Bei einem inzwischen beendeten NPD-Aufmarsch in Ulm ist die Gewalt zwischen rund 1000 Neonazis und mehreren tausend Gegendemonstranten eskaliert. Kaum hatten die gut 1000 rechten Anhänger mit ihrem Demonstrationszug begonnen, da flogen die ersten Steine und Flaschen aus den Reihen der Gegendemonstranten. Rund um den Bahnhof brannten Mülltonnen, Autos wurden beschädigt. Die Straßen waren teilweise mit Scherben übersät.

Berittene Polizisten versuchte immer wieder, die Menschenmenge auseinander zu treiben. Wasserwerfer wurden in Stellung gebracht. Die Beamten setzen nach eigenen Angaben auch Reizgas gegen gewalttätige Gruppen ein. Trotzdem hatte die Polizei alle Hände voll damit zu tun, den Überblick in der Innenstadt nicht zu verlieren. Mehrere Polizisten und zahlreiche andere Menschen wurden verletzt, darunter auch ein Pressefotograf, 22 Demonstranten wurden festgenommen.

Nun geht die Polizei davon aus, dass zahlreiche Anhänger der rechtsextremen NPD ins bayerische Neu-Ulm auf der gegenüberliegenden Donau-Seite ziehen. Auch dort ist ein Aufmarsch angemeldet. "Die massiven Proteste könnten sich jetzt verlagern".

In der Bevölkerung herrscht unterdessen großes Unverständnis darüber, dass sich die Rechtsextremen überhaupt versammeln durften. "Ich kann nicht verstehen, dass man eine NPD-Demonstration überhaupt noch zulässt", sagte eine Augenzeugin und sprach damit für viele Ulmer. Die Stadt hatte den NPD-Aufmarsch eigentlich verboten, jedoch in zweiter Instanz vor Gericht verloren. Der Verwaltungsgerichtshof in Mannheim kippte das Verbot und verwies dabei auf die Versammlungsfreiheit.

Ganz anders hatten dagegen ihre Richterkollegen in Karlsruhe entschieden. In letzter Minute hatte das Bundesverfassungsgericht eine Veranstaltung rechtsextremer Kameradschaften in Hannover in letzter Minute endgültig verboten. Es würde sonst eine Gefahr für Menschen und Gegenstände bestehen, hieß es. In der niedersächsischen Landeshauptstadt kamen daraufhin mindestens 12.000 Menschen zu einer friedlichen Kundgebung gegen Rechtsextremismus zusammen. An dem Sternmarsch nahm unter anderem Niedersachsens Ministerpräsident Christian Wulff teil.
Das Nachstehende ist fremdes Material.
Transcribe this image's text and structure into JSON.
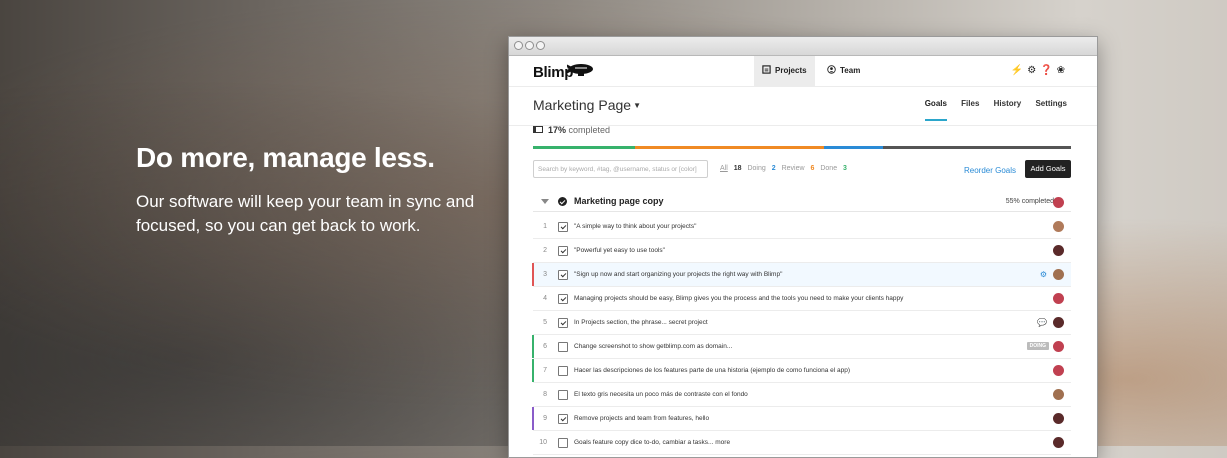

So ruhig blieb es allerdings nicht bei allen Demonstrationen gegen Neonazi-Aufmärsche zum "Tag der Arbeit". In Berlin wurden am Rand einer Kundgebung vor der NPD-Zentrale Pflastersteine auf ein Haus geworfen, wo ein Bewohner auf dem Balkon den Hitlergruß gezeigt hatte. Im Stadtteil Köpenick demonstrierten rund 1500 Menschen gegen Rechts. Etwa 100 Gegendemonstranten besetzten kurzzeitig den Bahnsteig am dortigen S-Bahnhof. Der Zugverkehr musste zunächst gestoppt werden. Die Polizei löste die Blockade nach kurzer Zeit auf, es gab mehrere Festnahmen.
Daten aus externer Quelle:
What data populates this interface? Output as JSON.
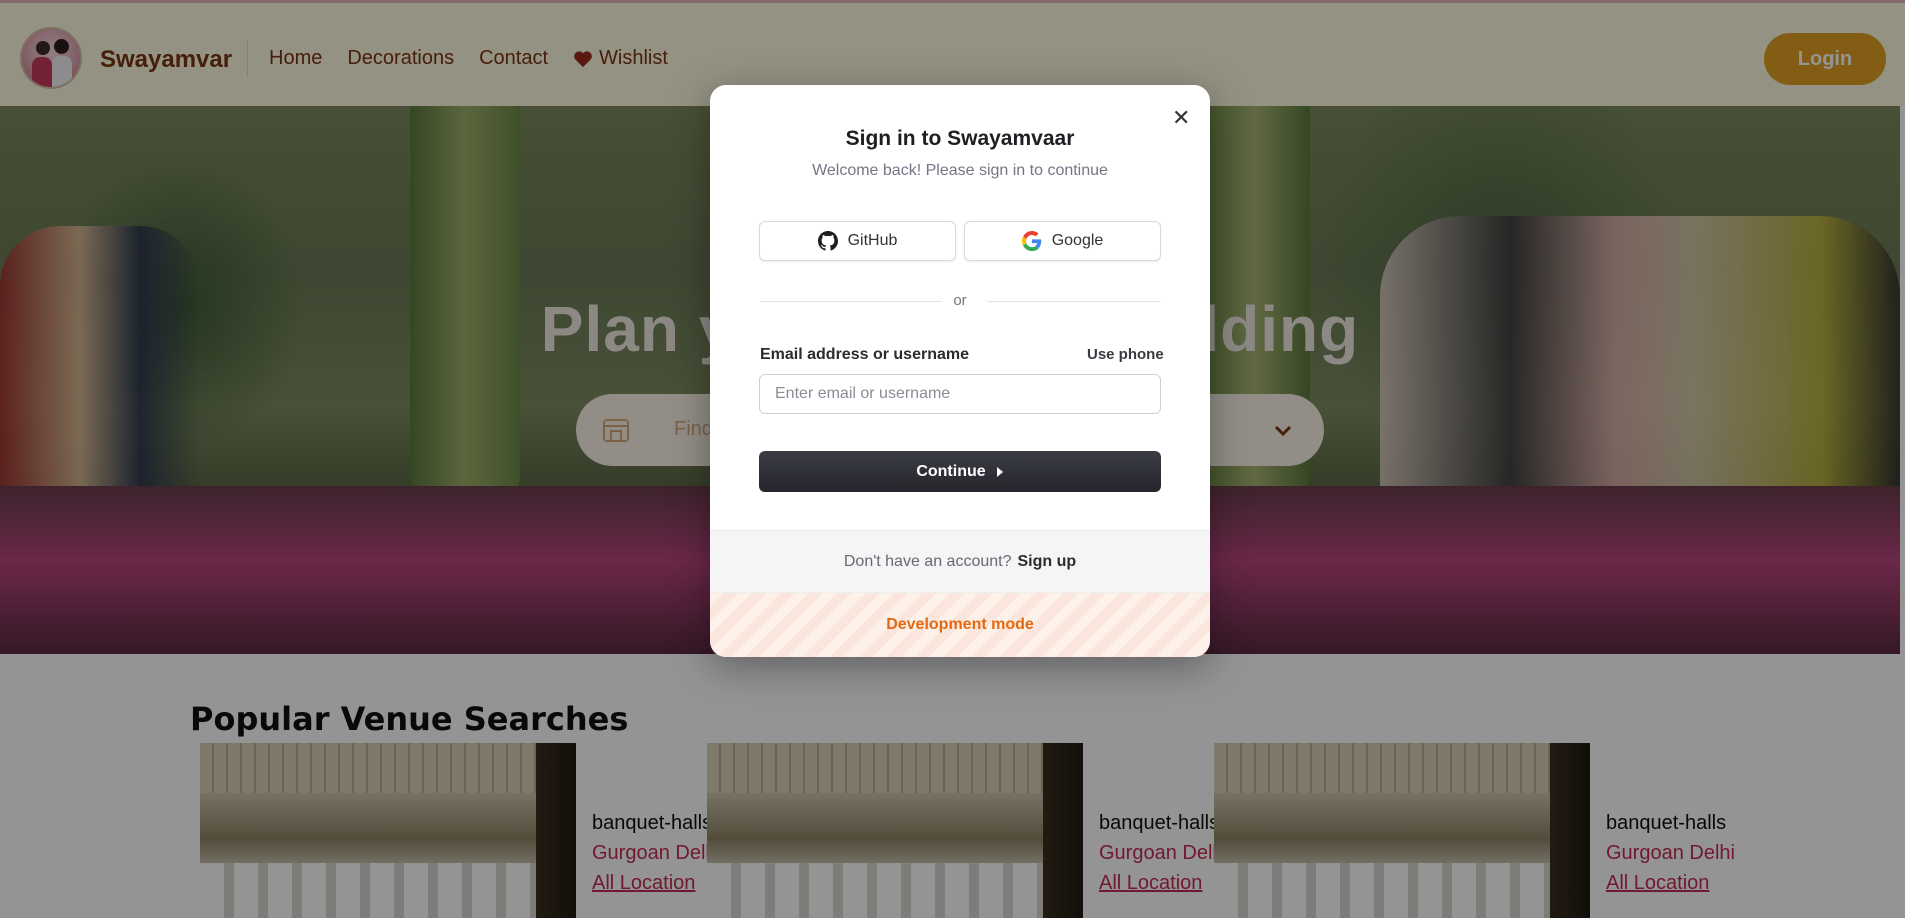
{
  "navbar": {
    "brand": "Swayamvar",
    "links": [
      "Home",
      "Decorations",
      "Contact"
    ],
    "wishlist_label": "Wishlist",
    "login_label": "Login"
  },
  "hero": {
    "title": "Plan your Dream Wedding",
    "search_placeholder": "Find"
  },
  "popular": {
    "title": "Popular Venue Searches",
    "cards": [
      {
        "category": "banquet-halls",
        "locations": "Gurgoan  Delhi",
        "all_link": "All Location"
      },
      {
        "category": "banquet-halls",
        "locations": "Gurgoan  Delhi",
        "all_link": "All Location"
      },
      {
        "category": "banquet-halls",
        "locations": "Gurgoan  Delhi",
        "all_link": "All Location"
      }
    ]
  },
  "modal": {
    "title": "Sign in to Swayamvaar",
    "subtitle": "Welcome back! Please sign in to continue",
    "github_label": "GitHub",
    "google_label": "Google",
    "divider": "or",
    "email_label": "Email address or username",
    "use_phone": "Use phone",
    "email_placeholder": "Enter email or username",
    "continue_label": "Continue",
    "no_account": "Don't have an account?",
    "signup_label": "Sign up",
    "dev_mode": "Development mode"
  },
  "colors": {
    "brand": "#7a3514",
    "login_button": "#e0a021",
    "location_link": "#c32b55",
    "dev_mode": "#e5680e"
  }
}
Ausschreitungen gab es auch in Dortmund, die Polizei nahm dort etwa 200 Rechtsradikale vorläufig fest. Aus einer Gruppe von teilweise vermummten Demonstranten der rechten Szene seien Knallkörper und Steine geworfen worden, berichtete die Polizei. Die Beamten seien sofort eingeschritten und hätten zwei größere Gruppen eingeschlossen. Zur Personalien-Feststellung sollten alle Rechtsradikalen abtransportiert werden.
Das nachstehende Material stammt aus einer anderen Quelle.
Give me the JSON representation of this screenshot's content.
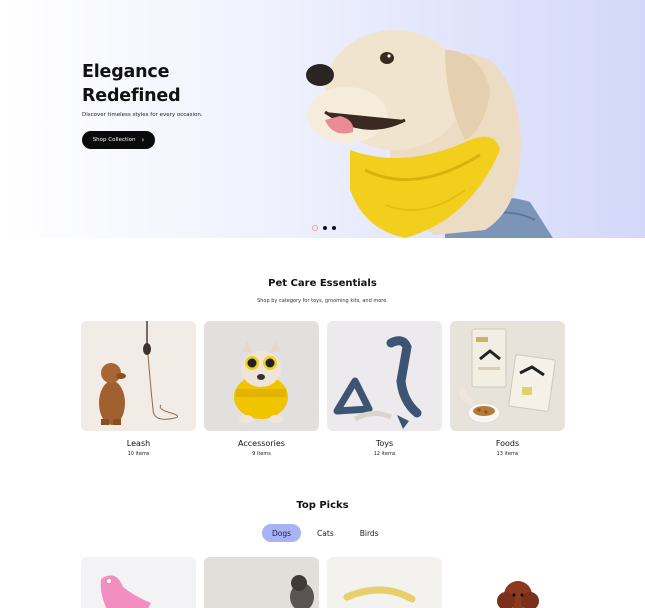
{
  "hero": {
    "title_line1": "Elegance",
    "title_line2": "Redefined",
    "subtitle": "Discover timeless styles for every occasion.",
    "button_label": "Shop Collection",
    "button_icon": "chevron-right-icon",
    "slides": [
      {
        "active": true
      },
      {
        "active": false
      },
      {
        "active": false
      }
    ]
  },
  "categories_section": {
    "title": "Pet Care Essentials",
    "subtitle": "Shop by category for toys, grooming kits, and more.",
    "items": [
      {
        "name": "Leash",
        "count": "10 items"
      },
      {
        "name": "Accessories",
        "count": "9 items"
      },
      {
        "name": "Toys",
        "count": "12 items"
      },
      {
        "name": "Foods",
        "count": "13 items"
      }
    ]
  },
  "top_picks": {
    "title": "Top Picks",
    "tabs": [
      {
        "label": "Dogs",
        "active": true
      },
      {
        "label": "Cats",
        "active": false
      },
      {
        "label": "Birds",
        "active": false
      }
    ]
  },
  "colors": {
    "accent": "#a8b3f5",
    "button_dark": "#0b0b0b",
    "scarf_yellow": "#f2cf1c"
  }
}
In Mainz nahm die Polizei rund 50 Demonstranten aus dem linken Spektrum fest, die am Rande einer Protestveranstaltung gegen einen Neonazi-Aufmarsch unter anderem Steine geworfen und Rauchbomben gezündet hatten. Mehrere tausend Menschen hatten dort am Maifeiertag einen Aufmarsch der rechtsextremen "Initiative Süd West" behindert. Nach Angaben der Polizei verzichteten die 100 Neonazis angesichts von mehr als 2500 Gegendemonstranten auf einen Aufmarsch in der Innenstadt.